5.1 Discuss and identify the reasons for diversification by the company
The sharing of intangible assets is the foundation of core competencies across divisions to create value in multidivisional firms. Transferring competencies across businesses will create value as:
- The expense of developing competence is incurred in one unit will eliminate the need for the second unit to allocate resources to develop the competence. Intangible resources are difficult for competitors to understand and imitate; therefore, the unit receiving a transferred competence often gains an immediate competitive advantage over its rivals. (Manoj, 2008)

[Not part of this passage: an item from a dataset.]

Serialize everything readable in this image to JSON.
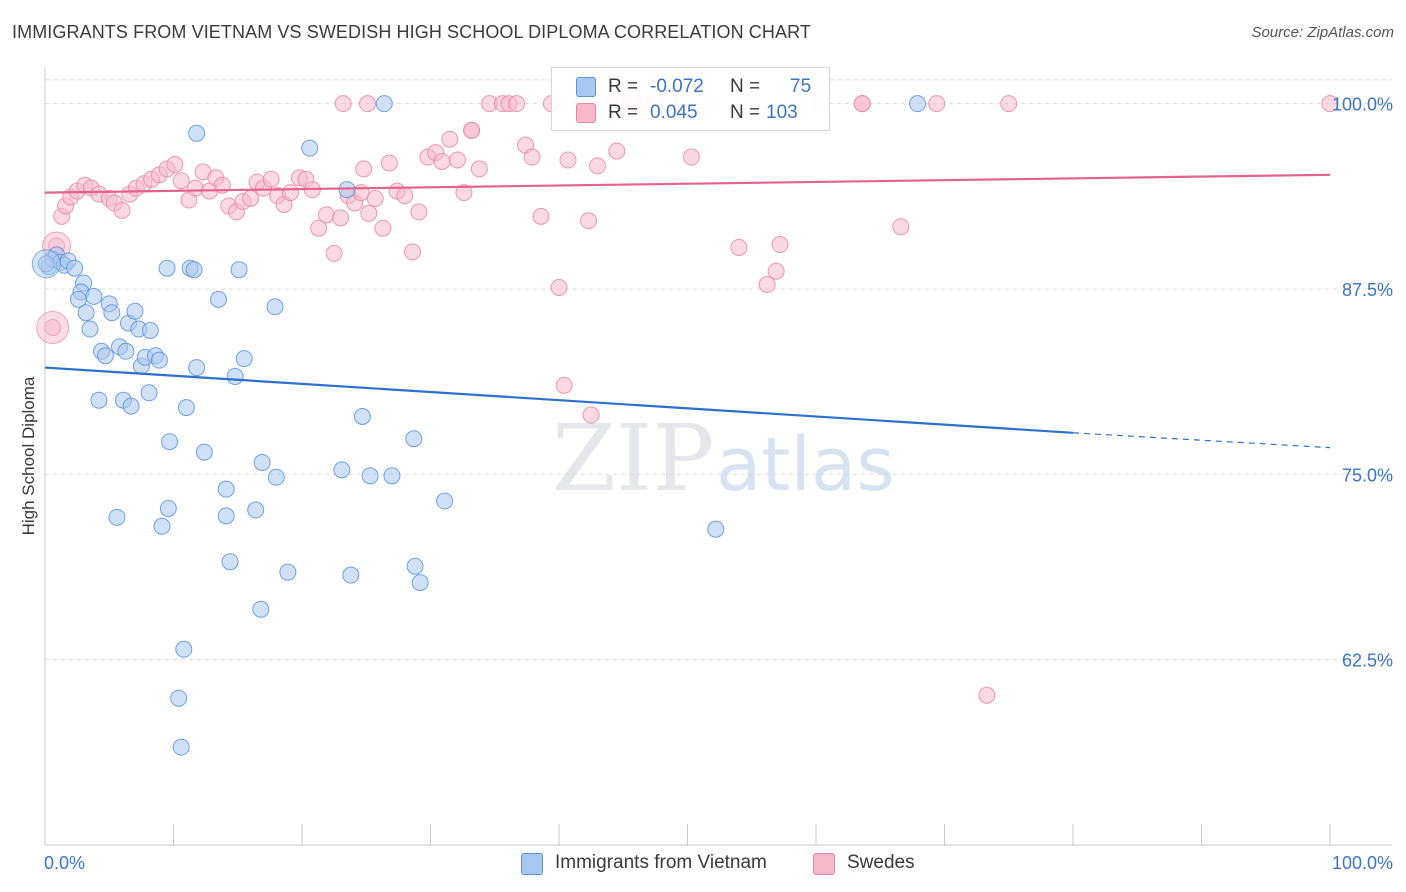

For our company, it will be Vertical Integration that exists when a company produces its own inputs or owns its own source of distribution of outputs; as the new store will be providing all products and equipment required in the hospital or by the customers. Vertical integration is used to:
- Gain market power over rivals.
- Reduce operational costs
- Reduce market costs
- Improve product quality
- Protect technology (from imitation)
However, some limitations to vertical integration are:
- Outside suppliers may produce inputs at a lower cost.
- Bureaucratic costs may occur.
- Substantial investments may be required.
- Changes in demand can create a capacity imbalance and coordination problems.
Bibliography
Armstrong, & Kotler, P. (2008). Principles of Marketing. Australia: Pearson Education.
Hill, C., & Jones, G. (2008). Strategic Management: An Integrated Approach. New York: Cengage Learning, Inc.
Hitt, M., Ireland, R. D., & Hoskisson, R. (2013). Strategic Management: Concepts: Competitiveness and Globalization. Mason, OH: Cengage Learning.
Ireland, R. D., Hoskisson, R. E., & Hitt, M. A. (2009). Understanding Business Strategy: Concepts and Cases. Mason, OH: South Western Cengage Learning, Inc…
Manoj. (2008, December 4). HENRI FAYOL’S 14 Principles of Management. MANAGEMENT INNOVATIONS. Retrieved from http://managementinnovations.wordpress.com/2008/12/04/henri-fayols-14-principles-of-management/
Parnell, J. A. (2013). Strategic Management: Theory and Practice. Sage Publications Inc.